Much of the following information does not pertain to the ONNX flow. However when originally attempting to bringup SwinV2 in PyTorch I discovered a number of issues:

  • In some cases in-place aten ops may remain in the graph. This is an issue because:

    • We use import_stateless_graph - a function provided by torch-mlir to convert the FX graph to TorchFX IR. In-place ops are not stateless, and so this IR is invalid.
      • Furthermore, the IR is not verified when it is finished being built, so when in-place ops are lowered it can sometime cause ops to have invalid return types, which aren't caught can cause issues during lowering further down the line.
      • I've added a small change which walks the initial TorchFX graph and calls each op's verify method to do this for us: Call op::verify() methods after importing the inital graph #374
  • The use of import_stateless_graph may become an issue in the future as well. It seems that they intend to deprecate this function according to this comment

    • The intended main entry point is import_program instead.
      • This entry point does seem to handle in-place cases just fine and can generate a valid graph even if the underlying FX graph contains in-place ops.
      • This entry point does not accept a torch FX graph, rather a torch ExportedProgram
      • However using this entry-point has its issues:
        • Since it only takes an ExportedProgram, we cannot use our FX graph alone.
          • torch.compile will only give us an FX graph to begin with.
          • Constructing an ExportedProgram directly with the provided FX graph may prove to be very difficult as we'd need to generate an ExportGraphSignature which contains the input information (i.e. user input, param, const).
          • As of right now, we can only call torch.export.export on the FX graph at the very beginning unless we make some changes to the pass pipeline.

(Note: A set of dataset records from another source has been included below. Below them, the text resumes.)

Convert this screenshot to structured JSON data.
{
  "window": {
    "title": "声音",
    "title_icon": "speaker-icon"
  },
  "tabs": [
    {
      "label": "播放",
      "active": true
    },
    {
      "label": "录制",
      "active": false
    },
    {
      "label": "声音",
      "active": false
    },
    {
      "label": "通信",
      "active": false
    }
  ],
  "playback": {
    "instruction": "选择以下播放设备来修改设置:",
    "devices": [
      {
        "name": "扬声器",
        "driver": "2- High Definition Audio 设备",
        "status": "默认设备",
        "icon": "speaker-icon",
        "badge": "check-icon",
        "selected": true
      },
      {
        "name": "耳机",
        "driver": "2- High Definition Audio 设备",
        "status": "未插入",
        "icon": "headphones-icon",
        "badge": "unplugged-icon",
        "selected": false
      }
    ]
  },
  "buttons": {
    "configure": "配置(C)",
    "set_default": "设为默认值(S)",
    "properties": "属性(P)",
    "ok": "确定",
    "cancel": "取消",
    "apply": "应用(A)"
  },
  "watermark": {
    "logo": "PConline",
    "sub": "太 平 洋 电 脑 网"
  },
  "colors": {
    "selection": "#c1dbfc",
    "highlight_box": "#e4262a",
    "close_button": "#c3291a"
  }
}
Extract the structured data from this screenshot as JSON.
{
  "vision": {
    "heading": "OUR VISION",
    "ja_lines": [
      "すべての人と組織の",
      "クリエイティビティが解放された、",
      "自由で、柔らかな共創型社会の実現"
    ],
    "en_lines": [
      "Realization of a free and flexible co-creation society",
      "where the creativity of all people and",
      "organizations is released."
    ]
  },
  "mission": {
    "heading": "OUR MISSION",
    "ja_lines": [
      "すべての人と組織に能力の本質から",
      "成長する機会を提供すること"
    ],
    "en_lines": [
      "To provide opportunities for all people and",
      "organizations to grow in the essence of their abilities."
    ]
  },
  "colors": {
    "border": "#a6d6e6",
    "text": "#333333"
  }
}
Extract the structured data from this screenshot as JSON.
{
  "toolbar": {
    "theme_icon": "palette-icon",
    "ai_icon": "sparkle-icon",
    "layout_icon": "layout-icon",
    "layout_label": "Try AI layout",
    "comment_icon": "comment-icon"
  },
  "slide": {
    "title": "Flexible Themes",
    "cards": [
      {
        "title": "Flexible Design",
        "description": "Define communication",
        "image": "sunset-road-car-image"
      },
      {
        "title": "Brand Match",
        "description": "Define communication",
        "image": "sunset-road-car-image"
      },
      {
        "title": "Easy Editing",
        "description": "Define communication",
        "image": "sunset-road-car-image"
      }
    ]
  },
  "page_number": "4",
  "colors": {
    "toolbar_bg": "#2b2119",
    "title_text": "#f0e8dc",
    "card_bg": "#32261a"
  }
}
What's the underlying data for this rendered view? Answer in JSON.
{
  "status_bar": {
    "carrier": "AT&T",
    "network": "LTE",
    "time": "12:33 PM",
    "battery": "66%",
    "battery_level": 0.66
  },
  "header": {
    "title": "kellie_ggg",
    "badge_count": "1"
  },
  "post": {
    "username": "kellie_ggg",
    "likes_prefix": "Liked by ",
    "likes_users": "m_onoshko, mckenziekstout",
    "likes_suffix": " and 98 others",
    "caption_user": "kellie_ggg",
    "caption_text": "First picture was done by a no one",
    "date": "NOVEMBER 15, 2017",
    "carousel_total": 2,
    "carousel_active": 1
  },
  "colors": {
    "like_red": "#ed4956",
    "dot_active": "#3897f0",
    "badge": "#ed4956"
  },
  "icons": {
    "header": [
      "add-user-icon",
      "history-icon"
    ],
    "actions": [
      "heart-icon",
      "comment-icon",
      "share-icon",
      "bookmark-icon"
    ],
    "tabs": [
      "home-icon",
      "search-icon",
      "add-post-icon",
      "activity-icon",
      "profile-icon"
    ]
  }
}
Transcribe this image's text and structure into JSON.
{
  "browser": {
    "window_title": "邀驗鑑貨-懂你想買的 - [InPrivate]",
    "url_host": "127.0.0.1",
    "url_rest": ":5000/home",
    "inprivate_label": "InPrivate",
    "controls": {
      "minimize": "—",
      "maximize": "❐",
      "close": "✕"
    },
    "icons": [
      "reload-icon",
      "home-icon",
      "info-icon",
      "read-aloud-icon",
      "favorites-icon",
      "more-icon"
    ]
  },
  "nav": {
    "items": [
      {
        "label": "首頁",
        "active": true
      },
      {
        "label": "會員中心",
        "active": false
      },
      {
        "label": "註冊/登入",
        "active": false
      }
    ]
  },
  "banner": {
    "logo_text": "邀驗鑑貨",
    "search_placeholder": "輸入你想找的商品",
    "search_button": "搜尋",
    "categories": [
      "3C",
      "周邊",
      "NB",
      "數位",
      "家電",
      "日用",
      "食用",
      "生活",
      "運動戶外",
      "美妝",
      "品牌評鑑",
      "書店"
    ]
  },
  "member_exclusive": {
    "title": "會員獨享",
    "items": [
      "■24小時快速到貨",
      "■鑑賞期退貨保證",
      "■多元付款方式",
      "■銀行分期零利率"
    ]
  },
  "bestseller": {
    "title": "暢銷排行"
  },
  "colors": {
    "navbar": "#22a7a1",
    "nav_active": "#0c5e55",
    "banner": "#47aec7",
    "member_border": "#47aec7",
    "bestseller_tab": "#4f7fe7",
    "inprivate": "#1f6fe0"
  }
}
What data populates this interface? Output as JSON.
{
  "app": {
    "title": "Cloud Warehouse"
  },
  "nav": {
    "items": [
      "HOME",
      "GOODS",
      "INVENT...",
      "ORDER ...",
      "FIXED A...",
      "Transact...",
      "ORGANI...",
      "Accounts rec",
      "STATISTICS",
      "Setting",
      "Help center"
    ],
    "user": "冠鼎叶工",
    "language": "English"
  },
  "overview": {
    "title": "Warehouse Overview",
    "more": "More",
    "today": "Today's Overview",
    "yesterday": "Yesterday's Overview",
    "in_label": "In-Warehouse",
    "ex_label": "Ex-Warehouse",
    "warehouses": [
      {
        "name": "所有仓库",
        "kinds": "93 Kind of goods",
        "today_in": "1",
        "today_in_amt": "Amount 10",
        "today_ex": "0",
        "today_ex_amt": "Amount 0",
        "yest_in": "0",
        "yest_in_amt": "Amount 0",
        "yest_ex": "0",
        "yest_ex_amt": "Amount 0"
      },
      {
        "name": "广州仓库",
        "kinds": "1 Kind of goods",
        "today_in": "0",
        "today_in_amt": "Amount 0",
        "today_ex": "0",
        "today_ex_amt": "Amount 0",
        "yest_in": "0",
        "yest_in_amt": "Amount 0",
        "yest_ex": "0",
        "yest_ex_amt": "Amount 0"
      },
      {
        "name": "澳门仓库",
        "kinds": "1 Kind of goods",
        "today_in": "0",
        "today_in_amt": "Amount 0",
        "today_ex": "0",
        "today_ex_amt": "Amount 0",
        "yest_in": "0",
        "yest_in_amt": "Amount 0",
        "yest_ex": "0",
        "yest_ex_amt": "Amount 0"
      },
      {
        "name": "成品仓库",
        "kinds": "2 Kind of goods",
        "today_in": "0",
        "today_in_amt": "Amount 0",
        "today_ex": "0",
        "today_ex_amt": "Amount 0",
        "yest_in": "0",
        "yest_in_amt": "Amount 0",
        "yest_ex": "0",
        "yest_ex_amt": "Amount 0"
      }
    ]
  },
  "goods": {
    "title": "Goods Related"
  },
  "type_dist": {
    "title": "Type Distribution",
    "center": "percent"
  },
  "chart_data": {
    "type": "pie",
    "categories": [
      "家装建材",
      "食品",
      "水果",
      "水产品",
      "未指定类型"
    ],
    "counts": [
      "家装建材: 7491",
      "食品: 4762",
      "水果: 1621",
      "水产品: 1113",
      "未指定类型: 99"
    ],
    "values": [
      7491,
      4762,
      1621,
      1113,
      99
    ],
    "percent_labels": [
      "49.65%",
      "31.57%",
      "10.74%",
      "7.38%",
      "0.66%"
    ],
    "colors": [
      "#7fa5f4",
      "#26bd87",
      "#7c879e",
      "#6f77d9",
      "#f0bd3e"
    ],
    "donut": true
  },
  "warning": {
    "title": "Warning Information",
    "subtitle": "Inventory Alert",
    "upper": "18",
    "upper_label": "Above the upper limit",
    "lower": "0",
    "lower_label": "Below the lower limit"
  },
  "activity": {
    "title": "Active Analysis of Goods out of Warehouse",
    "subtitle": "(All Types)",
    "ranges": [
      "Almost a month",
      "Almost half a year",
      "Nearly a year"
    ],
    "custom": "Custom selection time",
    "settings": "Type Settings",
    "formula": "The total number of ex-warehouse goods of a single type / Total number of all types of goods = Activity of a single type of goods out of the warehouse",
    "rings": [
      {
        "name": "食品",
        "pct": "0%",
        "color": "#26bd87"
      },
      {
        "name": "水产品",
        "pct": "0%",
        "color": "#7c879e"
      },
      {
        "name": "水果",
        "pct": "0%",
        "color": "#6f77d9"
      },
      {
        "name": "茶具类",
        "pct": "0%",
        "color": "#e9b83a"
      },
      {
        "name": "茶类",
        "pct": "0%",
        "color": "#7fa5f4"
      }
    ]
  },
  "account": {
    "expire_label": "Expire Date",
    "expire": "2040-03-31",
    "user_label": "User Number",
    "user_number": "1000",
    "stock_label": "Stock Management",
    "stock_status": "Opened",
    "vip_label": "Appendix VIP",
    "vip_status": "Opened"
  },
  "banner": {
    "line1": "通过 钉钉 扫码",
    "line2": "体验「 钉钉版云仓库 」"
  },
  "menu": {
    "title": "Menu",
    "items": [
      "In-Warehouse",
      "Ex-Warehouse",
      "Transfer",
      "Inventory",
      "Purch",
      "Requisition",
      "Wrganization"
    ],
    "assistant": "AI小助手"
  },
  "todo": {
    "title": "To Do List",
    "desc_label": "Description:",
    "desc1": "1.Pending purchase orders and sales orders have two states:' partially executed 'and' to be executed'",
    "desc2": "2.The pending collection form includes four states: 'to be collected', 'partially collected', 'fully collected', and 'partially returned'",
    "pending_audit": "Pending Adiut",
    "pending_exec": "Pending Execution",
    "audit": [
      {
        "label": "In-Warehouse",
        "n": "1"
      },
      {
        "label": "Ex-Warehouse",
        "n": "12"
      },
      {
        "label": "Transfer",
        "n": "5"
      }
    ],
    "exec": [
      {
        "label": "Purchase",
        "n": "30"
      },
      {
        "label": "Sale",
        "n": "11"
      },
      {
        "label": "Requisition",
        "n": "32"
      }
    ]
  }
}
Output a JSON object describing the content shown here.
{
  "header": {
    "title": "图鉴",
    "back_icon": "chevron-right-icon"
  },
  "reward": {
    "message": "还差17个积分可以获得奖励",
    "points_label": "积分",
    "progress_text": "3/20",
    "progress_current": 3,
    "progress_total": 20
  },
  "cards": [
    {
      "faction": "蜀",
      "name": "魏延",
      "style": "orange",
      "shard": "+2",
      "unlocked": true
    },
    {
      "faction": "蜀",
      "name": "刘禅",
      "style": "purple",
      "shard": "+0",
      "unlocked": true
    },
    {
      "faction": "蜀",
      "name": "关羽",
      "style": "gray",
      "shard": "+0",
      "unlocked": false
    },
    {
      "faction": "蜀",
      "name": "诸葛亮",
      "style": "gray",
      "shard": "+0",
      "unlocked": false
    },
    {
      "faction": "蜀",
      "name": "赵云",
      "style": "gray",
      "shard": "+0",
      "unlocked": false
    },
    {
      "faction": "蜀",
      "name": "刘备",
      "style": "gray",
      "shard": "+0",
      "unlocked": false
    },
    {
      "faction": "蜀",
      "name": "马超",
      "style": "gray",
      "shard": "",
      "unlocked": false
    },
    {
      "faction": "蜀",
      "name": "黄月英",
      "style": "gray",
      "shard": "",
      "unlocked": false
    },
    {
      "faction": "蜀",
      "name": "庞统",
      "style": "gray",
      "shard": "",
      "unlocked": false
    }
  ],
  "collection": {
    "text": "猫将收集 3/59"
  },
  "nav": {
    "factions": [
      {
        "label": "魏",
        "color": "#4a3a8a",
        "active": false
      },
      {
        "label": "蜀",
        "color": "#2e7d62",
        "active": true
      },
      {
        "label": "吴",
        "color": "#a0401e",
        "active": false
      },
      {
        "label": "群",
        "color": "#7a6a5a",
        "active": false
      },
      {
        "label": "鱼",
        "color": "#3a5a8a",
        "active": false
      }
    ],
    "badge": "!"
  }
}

Attempting to do so afterward causes the export to fail due to some fake-tensor context mismatch - not sure what that's about yet.
            • When we do this the stack traces that come in the original FX graph are lost.
          • I've tried manually compiling without torch.compile and just using torch-mlir's example flow. That is, creating an ExportedProgram from the original nn.Module and then using import_program to generate the initial TorchFX IR, and then compiling to Stablehlo and so on from there. There is an issue that occurs here which we face with onnx models as well:
            • The parameters are inlined as constants in the graph, which we cannot lower at the moment, and has its own issues even if we do. See this comment for a more detailed description of said issues: ONNX model bringup #344 (comment)
  • More information about ExportedProgram

    • An ExportedProgram holds a torch FX GraphModule in addition to more information.
    • An ExportedProgram has useful information like, which tensors are user inputs, which are constants, and which are parameters.
    • An ExportedProgram is generated by calling torch.export.export(model, inputs)
    • ExportedProgram has a helper named run_decompositions which can take the decomposition map as we currently have it, and run decompositions.
    • ExportedProgram automatically folds constants but not parameters, and I'm not sure how/if we can make it do so.
      • I suppose when we get a functional consteval in tt-mlir this wouldn't matter.
    • Stack traces are not included with the underlying FX graph, we may be able to get this by utilizing torch.export.export's preserve_module_call_signature kwarg.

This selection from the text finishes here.